Petit Traité de cosmoanarchisme

Josep Rafanell i Orra

paru dans lundimatin#400, le 24 octobre 2023

Il pourrait être question de caractériser les effondrements que nous vivons. Effondrements des milieux de vie, du monde social et de ses prisons : ses institutions. Effondrement de l’idée d’un sujet social au fondement des scènes du politique. Effondrement enfin des héritages révolutionnaires canonisés.

Mais à quoi bon si nous refusons de les vivre pour que d’autres mondes resurgissent ? Car la proposition est une autre : c’est de l’expérience dont il faut partir.

[Josep Rafanell i Orra que nous accueillons régulièrement dans nos pages, vient de publier un lumineux Petit Traité de cosmoanarchisme aux éditions Divergences. Nous en publions ici une petite présentation suivie de l’épilogue du livre.]
Les représentations des catastrophes prolifèrent, nous sommes ensevelis par le foisonnement de son imagerie : des politiciens qui paradent débitant leur poison prétendant parler en notre nom, des milliards de selfies exposant des âmes esseulées, des scènes de guerre, si loin si près, distribuant les camps des bons et des mauvais assassinés, des foules de nouveaux gueux errant dans des smart-cities écolos, des irruptions de cataclysmes climatiques, le tout transporté, quadrillant le monde, par des réseaux qui nous asphyxient.

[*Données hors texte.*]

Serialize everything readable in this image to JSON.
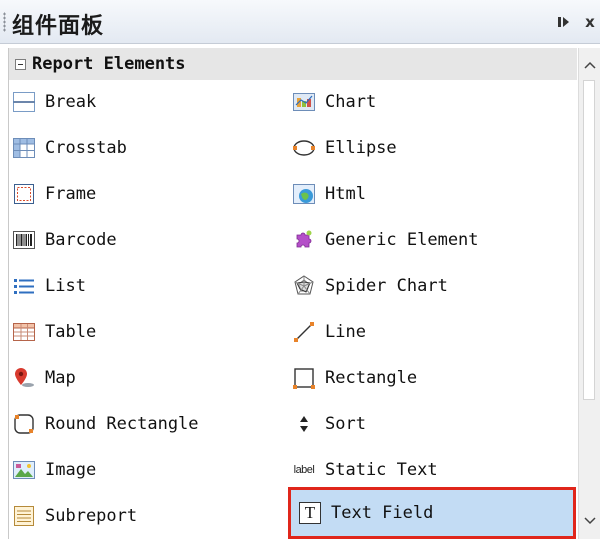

Pour sortir du catastrophisme c’est dans un mouvement cataphorique que nous devons nous embarquer. Les catastrophes peuvent nous porter, nous entraîner du ciel des idées vers le sol des expériences qui rendent le monde habitable. Il faut faire lieu à nouveau pour que surgisse la communauté contre l’espace du désastre administré. Mais iI n’y a pas de communauté sans communisation : des rapports qui situent les interdépendance entre des êtres. Et il n’y a pas de communisation sans des passages entre des mondes. Pour chaque ici, il y aura toujours des ailleurs. C’est l’expérience transitive qu’il nous faut alors cultiver. Nous ne sommes qu’en faisant exister ce qui en retour nous fait exister. A nos risques et périls, il nous faut mener une lutte acharnée contre les abstractions mortelles, leur univers peuplé de représentations et d’identités. C’est d’une rêverie malsaine dont il faut sortir : celle qui voudrait que l’être n’est que ce qu’il est pour se fonder en tant que sujet, au prix du dépeuplement des mondes où des êtres autres trouvent à exister.

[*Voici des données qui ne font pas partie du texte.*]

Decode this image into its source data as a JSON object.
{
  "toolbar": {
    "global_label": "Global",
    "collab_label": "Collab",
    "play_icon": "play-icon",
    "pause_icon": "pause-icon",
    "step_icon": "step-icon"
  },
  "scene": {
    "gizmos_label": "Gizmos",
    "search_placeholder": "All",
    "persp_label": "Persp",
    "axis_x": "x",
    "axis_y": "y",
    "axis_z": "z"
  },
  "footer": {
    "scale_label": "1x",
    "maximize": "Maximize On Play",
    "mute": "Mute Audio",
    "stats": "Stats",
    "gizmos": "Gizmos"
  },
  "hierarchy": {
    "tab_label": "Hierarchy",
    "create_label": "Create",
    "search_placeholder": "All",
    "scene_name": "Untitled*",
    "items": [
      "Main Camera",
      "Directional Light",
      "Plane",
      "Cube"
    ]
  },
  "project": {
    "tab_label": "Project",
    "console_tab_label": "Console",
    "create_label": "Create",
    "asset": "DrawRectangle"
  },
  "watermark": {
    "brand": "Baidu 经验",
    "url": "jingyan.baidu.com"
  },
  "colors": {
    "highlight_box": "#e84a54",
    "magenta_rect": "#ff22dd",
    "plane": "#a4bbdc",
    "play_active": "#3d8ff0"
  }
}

« Comment un être peut-il en prendre un autre dans son monde, mais en en conservant ou respectant les rapports et le monde propre ? », nous dit Deleuze dans son commentaire sur l’éthologie qui se dégage du spinozisme (Spinoza philosophie pratique, « Spinoza et nous »).

Le monde revient dans la réactualisation de vieilles histoires écrasées, dans la reprise de bifurcations avortées, si nous désertons la circularité du présent enfermé dans lui-même.

L’anarchisme s’est toujours situé dans les failles de l’histoire. Il proclame que quelque chose de plus que le Tout peut exister, tout ce qui reste : partage, entraide et leurs milieux de vie associés. Notre inadaptation sociale. A nouveau des fragments et leurs compositions. D’un monde à un autre il ouvre les voies des modes d’existence de la communauté, vers autre chose que les prisons sociales avec leurs sujets. Etre plus que ce que nous sommes pour ne pas rester enfermés dans la chimère de l’enclosure de notre propre totalité.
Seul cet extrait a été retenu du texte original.